Karantina, bulaşıcı bir hastalığın yaygın olduğu bir ülkeden, bir yerden gelen kişilerin, gemilerin, malların ve hayvanların geçici olarak bir yerde tutulup gözlemlenmesi biçiminde uygulanan sağlık önlemidir.
Koronavirüsün ortaya çıkmasından sonra dünyada ve ülkemizde çeşitli önlemler alınmaya başlanmış fakat söz konusu önlemlerin uygulanmasında sorunlar oluşmuştur. Alınan tedbirlerin başında ise karantina gelmektedir. Karantina virüsün oluşturacağı kötü sonuçların son bulması için kesinlikle devlet tarafından uygulanması gereken tedbirdir. Karantinanın uygulanmasında sıkıntılar çıkmakta hatta üst düzey yöneticiler tarafından karantina delinmektedir.

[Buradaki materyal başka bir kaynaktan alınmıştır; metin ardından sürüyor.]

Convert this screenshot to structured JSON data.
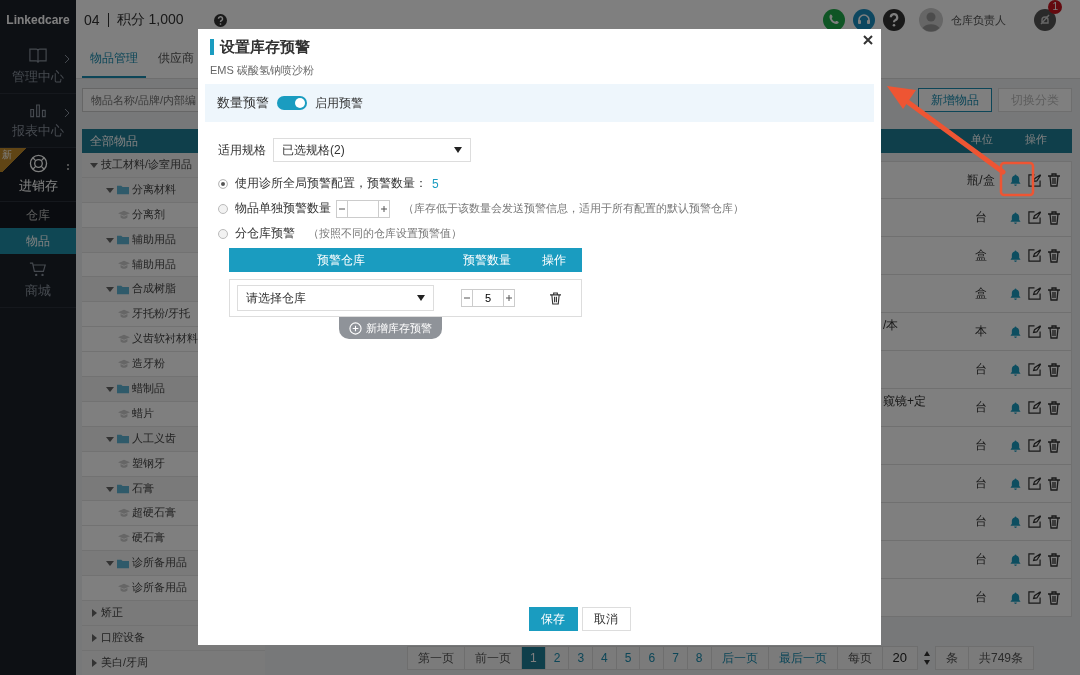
{
  "topbar": {
    "logo": "Linkedcare",
    "store": "04",
    "points": "积分 1,000",
    "user": "仓库负责人",
    "notification_count": "1"
  },
  "sidebar": {
    "items": [
      {
        "label": "管理中心",
        "kind": "module",
        "expanded": false
      },
      {
        "label": "报表中心",
        "kind": "module",
        "expanded": false
      },
      {
        "label": "进销存",
        "kind": "module",
        "expanded": true,
        "badge": "新"
      },
      {
        "label": "仓库",
        "kind": "sub",
        "selected": false
      },
      {
        "label": "物品",
        "kind": "sub",
        "selected": true
      },
      {
        "label": "商城",
        "kind": "module",
        "expanded": false
      }
    ]
  },
  "tabs": [
    {
      "label": "物品管理",
      "selected": true
    },
    {
      "label": "供应商",
      "selected": false
    }
  ],
  "search": {
    "placeholder": "物品名称/品牌/内部编"
  },
  "buttons": [
    {
      "label": "新增物品",
      "disabled": false
    },
    {
      "label": "切换分类",
      "disabled": true
    }
  ],
  "tree": {
    "header": "全部物品",
    "items": [
      {
        "label": "技工材料/诊室用品",
        "kind": "category",
        "expanded": true,
        "children": [
          {
            "label": "分离材料",
            "kind": "folder",
            "expanded": true,
            "children": [
              {
                "label": "分离剂",
                "kind": "item"
              }
            ]
          },
          {
            "label": "辅助用品",
            "kind": "folder",
            "expanded": true,
            "children": [
              {
                "label": "辅助用品",
                "kind": "item"
              }
            ]
          },
          {
            "label": "合成树脂",
            "kind": "folder",
            "expanded": true,
            "children": [
              {
                "label": "牙托粉/牙托",
                "kind": "item"
              },
              {
                "label": "义齿软衬材料",
                "kind": "item"
              },
              {
                "label": "造牙粉",
                "kind": "item"
              }
            ]
          },
          {
            "label": "蜡制品",
            "kind": "folder",
            "expanded": true,
            "children": [
              {
                "label": "蜡片",
                "kind": "item"
              }
            ]
          },
          {
            "label": "人工义齿",
            "kind": "folder",
            "expanded": true,
            "children": [
              {
                "label": "塑钢牙",
                "kind": "item"
              }
            ]
          },
          {
            "label": "石膏",
            "kind": "folder",
            "expanded": true,
            "children": [
              {
                "label": "超硬石膏",
                "kind": "item"
              },
              {
                "label": "硬石膏",
                "kind": "item"
              }
            ]
          },
          {
            "label": "诊所备用品",
            "kind": "folder",
            "expanded": true,
            "children": [
              {
                "label": "诊所备用品",
                "kind": "item"
              }
            ]
          }
        ]
      },
      {
        "label": "矫正",
        "kind": "category",
        "expanded": false
      },
      {
        "label": "口腔设备",
        "kind": "category",
        "expanded": false
      },
      {
        "label": "美白/牙周",
        "kind": "category",
        "expanded": false
      }
    ]
  },
  "table": {
    "columns": [
      "单位",
      "操作"
    ],
    "rows": [
      {
        "unit": "瓶/盒"
      },
      {
        "unit": "台"
      },
      {
        "unit": "盒"
      },
      {
        "unit": "盒"
      },
      {
        "column_1": "/本",
        "unit": "本"
      },
      {
        "unit": "台"
      },
      {
        "column_1": "窥镜+定",
        "unit": "台"
      },
      {
        "unit": "台"
      },
      {
        "unit": "台"
      },
      {
        "unit": "台"
      },
      {
        "unit": "台"
      },
      {
        "unit": "台"
      }
    ]
  },
  "pagination": {
    "first": "第一页",
    "prev": "前一页",
    "pages": [
      {
        "label": "1",
        "selected": true
      },
      {
        "label": "2",
        "selected": false
      },
      {
        "label": "3",
        "selected": false
      },
      {
        "label": "4",
        "selected": false
      },
      {
        "label": "5",
        "selected": false
      },
      {
        "label": "6",
        "selected": false
      },
      {
        "label": "7",
        "selected": false
      },
      {
        "label": "8",
        "selected": false
      }
    ],
    "next": "后一页",
    "last": "最后一页",
    "per_page_label": "每页",
    "per_page": "20",
    "unit": "条",
    "total": "共749条"
  },
  "dialog": {
    "title": "设置库存预警",
    "subtitle": "EMS 碳酸氢钠喷沙粉",
    "section_label": "数量预警",
    "toggle": {
      "on": true,
      "label": "启用预警"
    },
    "spec": {
      "label": "适用规格",
      "value": "已选规格(2)"
    },
    "options": [
      {
        "kind": "global",
        "selected": true,
        "label": "使用诊所全局预警配置，预警数量：",
        "value": "5"
      },
      {
        "kind": "single",
        "selected": false,
        "label": "物品单独预警数量",
        "note": "（库存低于该数量会发送预警信息，适用于所有配置的默认预警仓库）"
      },
      {
        "kind": "warehouse",
        "selected": false,
        "label": "分仓库预警",
        "note": "（按照不同的仓库设置预警值）"
      }
    ],
    "warehouse_table": {
      "columns": [
        "预警仓库",
        "预警数量",
        "操作"
      ],
      "rows": [
        {
          "placeholder": "请选择仓库",
          "quantity": "5"
        }
      ]
    },
    "add_button": "新增库存预警",
    "save": "保存",
    "cancel": "取消"
  }
}
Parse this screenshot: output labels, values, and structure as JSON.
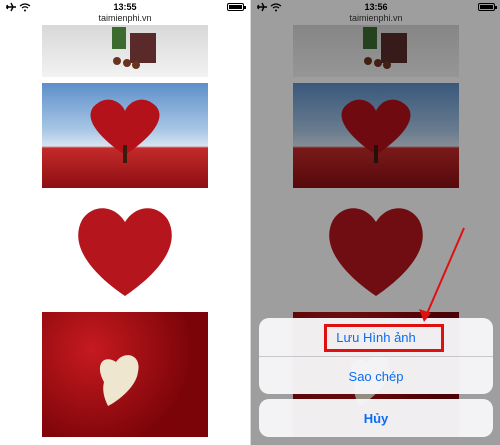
{
  "screens": [
    {
      "time": "13:55",
      "url": "taimienphi.vn"
    },
    {
      "time": "13:56",
      "url": "taimienphi.vn",
      "action_sheet": {
        "save_image": "Lưu Hình ảnh",
        "copy": "Sao chép",
        "cancel": "Hủy"
      }
    }
  ],
  "icons": {
    "statusbar": [
      "airplane-icon",
      "wifi-icon",
      "battery-icon"
    ],
    "annotation": "red-arrow-icon"
  },
  "colors": {
    "action_text": "#0a6cf5",
    "highlight": "#e01010"
  }
}
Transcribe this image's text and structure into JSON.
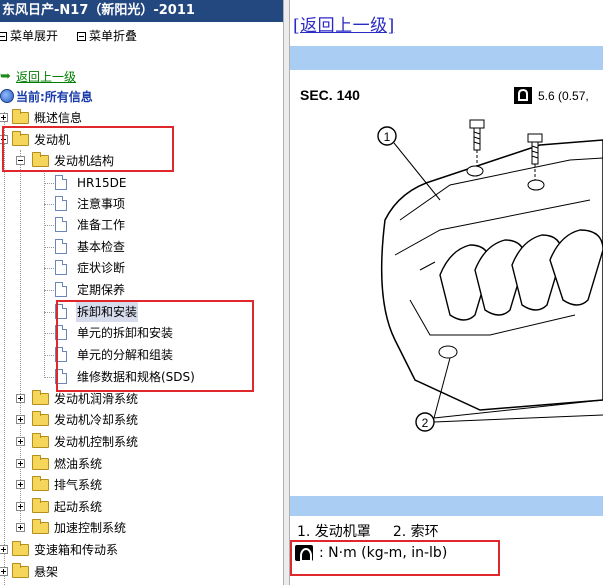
{
  "window_title": "东风日产-N17（新阳光）-2011",
  "menu": {
    "expand_label": "菜单展开",
    "collapse_label": "菜单折叠"
  },
  "nav": {
    "back_up_label": "返回上一级",
    "current_label": "当前:所有信息"
  },
  "tree": {
    "overview": "概述信息",
    "engine": "发动机",
    "engine_structure": "发动机结构",
    "engine_structure_items": [
      "HR15DE",
      "注意事项",
      "准备工作",
      "基本检查",
      "症状诊断",
      "定期保养",
      "拆卸和安装",
      "单元的拆卸和安装",
      "单元的分解和组装",
      "维修数据和规格(SDS)"
    ],
    "engine_systems": [
      "发动机润滑系统",
      "发动机冷却系统",
      "发动机控制系统",
      "燃油系统",
      "排气系统",
      "起动系统",
      "加速控制系统"
    ],
    "transmission": "变速箱和传动系",
    "suspension": "悬架"
  },
  "content": {
    "back_link": "[返回上一级]",
    "figure_section": "SEC. 140",
    "torque_value": "5.6 (0.57,",
    "callout_1": "1",
    "callout_2": "2",
    "caption_item_1": "1. 发动机罩",
    "caption_item_2": "2. 索环",
    "legend_units": ": N·m (kg-m, in-lb)"
  },
  "colors": {
    "title_bar": "#23477f",
    "highlight_box": "#e0282c",
    "content_band": "#a9cdf3",
    "link": "#2a2ac6",
    "back_up_link": "#007d00"
  }
}
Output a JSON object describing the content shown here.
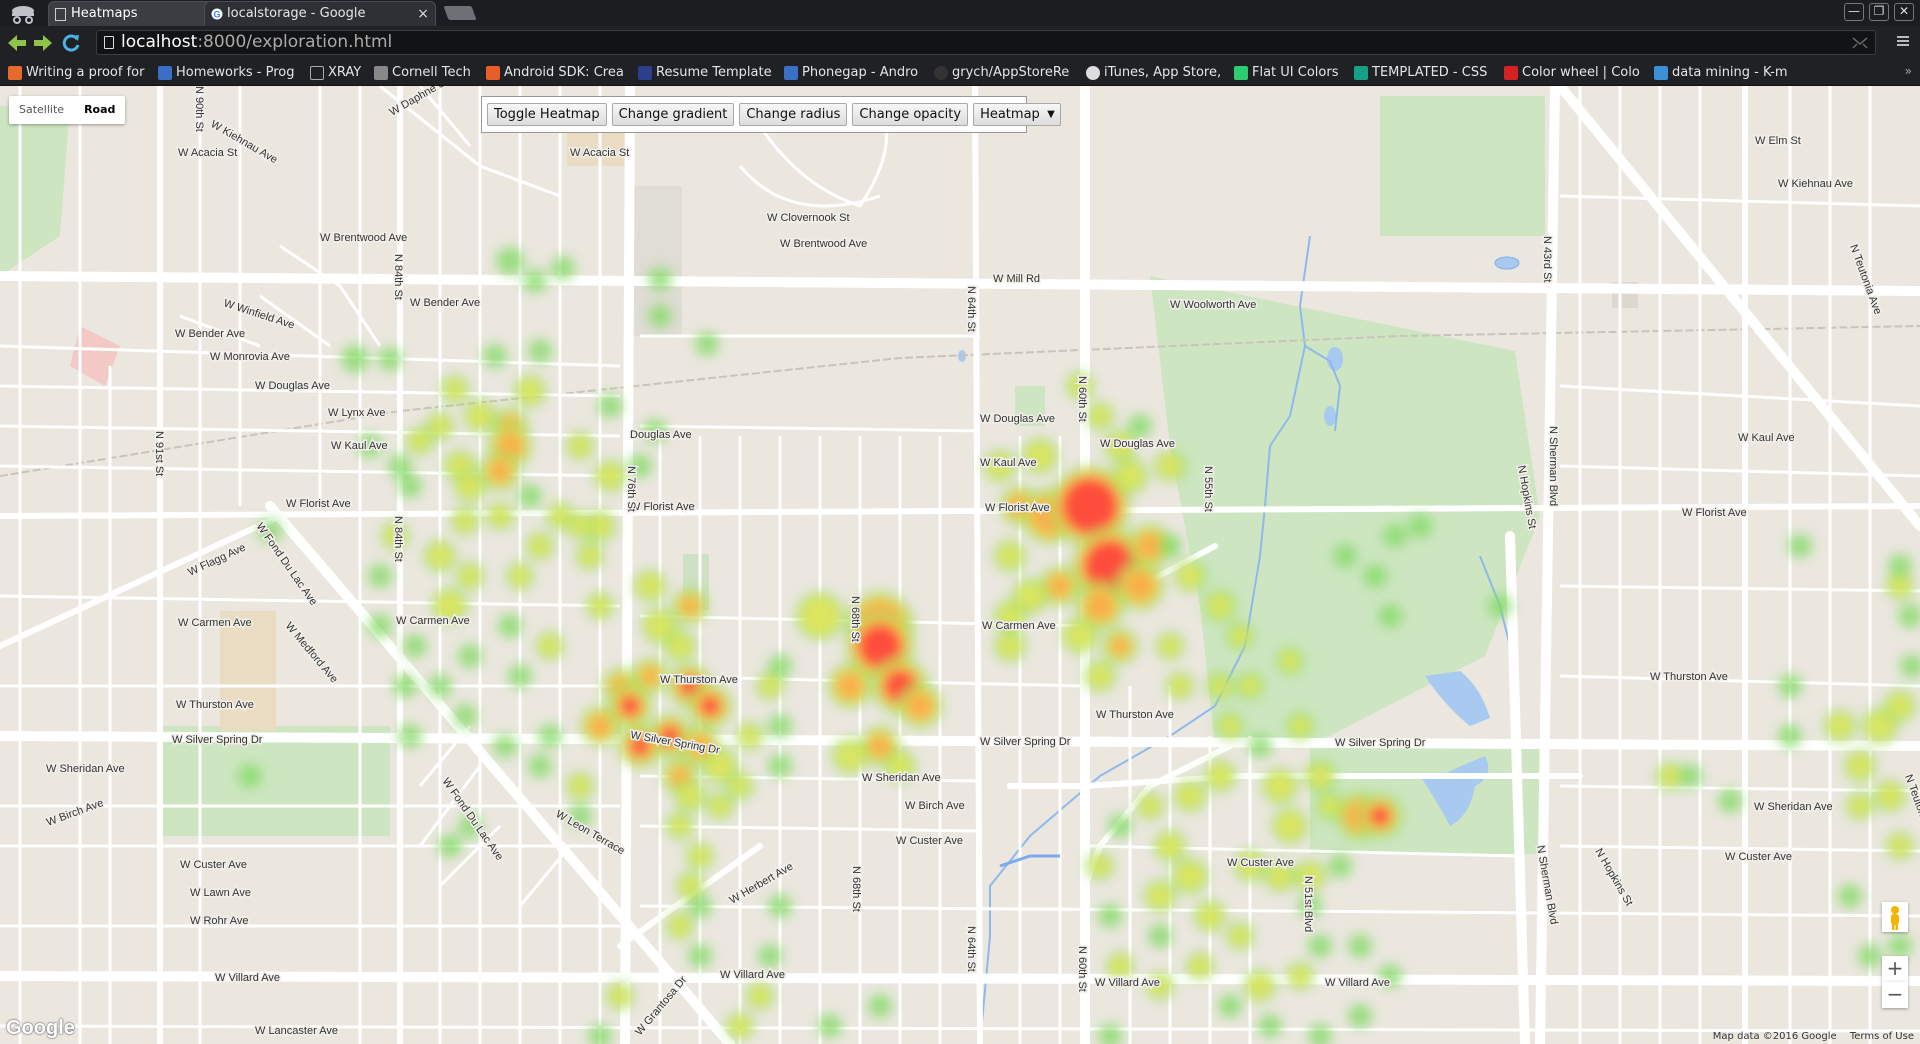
{
  "tabs": [
    {
      "title": "Heatmaps",
      "active": true,
      "close": "×"
    },
    {
      "title": "localstorage - Google",
      "active": false,
      "close": "×"
    }
  ],
  "window_controls": [
    "—",
    "❐",
    "✕"
  ],
  "address": {
    "host": "localhost",
    "path": ":8000/exploration.html"
  },
  "bookmarks": [
    {
      "label": "Writing a proof for",
      "icon_color": "#e66a2c"
    },
    {
      "label": "Homeworks - Prog",
      "icon_color": "#3b6fc6"
    },
    {
      "label": "XRAY",
      "icon_color": "#777777"
    },
    {
      "label": "Cornell Tech",
      "icon_color": "#888888"
    },
    {
      "label": "Android SDK: Crea",
      "icon_color": "#e85d28"
    },
    {
      "label": "Resume Template",
      "icon_color": "#2c3e8c"
    },
    {
      "label": "Phonegap - Andro",
      "icon_color": "#3b6fc6"
    },
    {
      "label": "grych/AppStoreRe",
      "icon_color": "#333333"
    },
    {
      "label": "iTunes, App Store,",
      "icon_color": "#dddddd"
    },
    {
      "label": "Flat UI Colors",
      "icon_color": "#2ecc71"
    },
    {
      "label": "TEMPLATED - CSS",
      "icon_color": "#16a085"
    },
    {
      "label": "Color wheel | Colo",
      "icon_color": "#d22222"
    },
    {
      "label": "data mining - K-m",
      "icon_color": "#3b8fd6"
    }
  ],
  "map_type": {
    "satellite": "Satellite",
    "road": "Road"
  },
  "controls": {
    "toggle": "Toggle Heatmap",
    "gradient": "Change gradient",
    "radius": "Change radius",
    "opacity": "Change opacity",
    "mode": "Heatmap",
    "caret": "▼"
  },
  "attribution": {
    "data": "Map data ©2016 Google",
    "terms": "Terms of Use"
  },
  "logo": "Google",
  "zoom": {
    "in": "+",
    "out": "−"
  },
  "streets": {
    "mill": "W Mill Rd",
    "woolworth": "W Woolworth Ave",
    "florist_w": "W Florist Ave",
    "florist_c": "W Florist Ave",
    "florist_e": "W Florist Ave",
    "florist_e2": "W Florist Ave",
    "carmen_w": "W Carmen Ave",
    "carmen_c": "W Carmen Ave",
    "carmen_e": "W Carmen Ave",
    "thurston_w": "W Thurston Ave",
    "thurston_c": "W Thurston Ave",
    "thurston_e": "W Thurston Ave",
    "thurston_e2": "W Thurston Ave",
    "silver_w": "W Silver Spring Dr",
    "silver_c": "W Silver Spring Dr",
    "silver_e": "W Silver Spring Dr",
    "silver_e2": "W Silver Spring Dr",
    "villard_w": "W Villard Ave",
    "villard_c": "W Villard Ave",
    "villard_e": "W Villard Ave",
    "villard_e2": "W Villard Ave",
    "custer_w": "W Custer Ave",
    "custer_c": "W Custer Ave",
    "custer_e": "W Custer Ave",
    "custer_e2": "W Custer Ave",
    "sheridan_w": "W Sheridan Ave",
    "sheridan_c": "W Sheridan Ave",
    "sheridan_e": "W Sheridan Ave",
    "douglas_w": "W Douglas Ave",
    "douglas_c": "W Douglas Ave",
    "douglas_e": "W Douglas Ave",
    "douglas_mid": "Douglas Ave",
    "kaul_w": "W Kaul Ave",
    "kaul_c": "W Kaul Ave",
    "kaul_e": "W Kaul Ave",
    "brentwood_w": "W Brentwood Ave",
    "brentwood_c": "W Brentwood Ave",
    "acacia_w": "W Acacia St",
    "acacia_c": "W Acacia St",
    "clovernook": "W Clovernook St",
    "winfield": "W Winfield Ave",
    "bender": "W Bender Ave",
    "bender2": "W Bender Ave",
    "monrovia": "W Monrovia Ave",
    "lynx": "W Lynx Ave",
    "birch_w": "W Birch Ave",
    "birch_c": "W Birch Ave",
    "lawn": "W Lawn Ave",
    "rohr": "W Rohr Ave",
    "lancaster": "W Lancaster Ave",
    "elm": "W Elm St",
    "kiehnau_e": "W Kiehnau Ave",
    "kiehnau_w": "W Kiehnau Ave",
    "daphne": "W Daphne St",
    "flagg": "W Flagg Ave",
    "fond_du_lac": "W Fond Du Lac Ave",
    "fond_du_lac2": "W Fond Du Lac Ave",
    "medford": "W Medford Ave",
    "leon": "W Leon Terrace",
    "herbert": "W Herbert Ave",
    "grantosa": "W Grantosa Dr",
    "sherman": "N Sherman Blvd",
    "sherman2": "N Sherman Blvd",
    "teutonia": "N Teutonia Ave",
    "teutonia2": "N Teutonia Ave",
    "hopkins": "N Hopkins St",
    "hopkins2": "N Hopkins St",
    "n60": "N 60th St",
    "n60b": "N 60th St",
    "n64": "N 64th St",
    "n64b": "N 64th St",
    "n68": "N 68th St",
    "n68b": "N 68th St",
    "n76": "N 76th St",
    "n84": "N 84th St",
    "n84b": "N 84th St",
    "n91": "N 91st St",
    "n90": "N 90th St",
    "n43": "N 43rd St",
    "n55": "N 55th St",
    "n51": "N 51st Blvd"
  }
}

Türk Ceza Kanunu'nda karantina, bulaşıcı hastalıklara ilişkin tedbirlere aykırı davranma suçu başlığı altında bulunmaktadır. Söz konusu maddeye göre 'Bulaşıcı hastalıklardan birine yakalanmış veya bu hastalıklardan ölmüş kimsenin bulunduğu yerin karantina altına alınmasına dair yetkili makamlarca alınan tedbirlere uymayan kişi, iki aydan bir yıla kadar hapis cezası ile cezalandırılır.' Maddede, bulaşıcı hastalıklara yakalanmış veya bu hastalıklardan ölmüş bulunan kimselerin bulunduğu yerin karantina altına alınmasına dair yetkili makamlarca alınan tedbirlere uyulmaması, suç olarak tanımlanmıştır. Türk Ceza Kanunu madde 195'e göre savcılığın işlem yapabilmesi için şikayete bile gerek duyulmamaktadır. Böylece kamu sağlığının korunması amacı güdülmektedir. Hakkında karantina kararı alınan kişinin karantina alanına götürülmemesi ya da karantina alanına götürülürken yetkili makamın izni olmaksızın virüsün ya da hastalığın yayılmasına yönelik tedbire aykırı şekilde başka bir yere götürülmesi de bir suçtur.
Karantinaya alınan bölgede yetkililerin alacakları kararlara uyulmalı virüsün yayılması engellenmelidir. Vatandaşlarımız da bu dönemde sağduyulu, bilinçli ve sabırlı olmalıdır. Hiçbir virüs bizim alacağımız tedbirlerden daha güçlü değildir. Nice güçlükleri hep birlikte atlatan milletimiz yine birlik beraberlik içinde bu zorlu dönemi de atlatacaktır.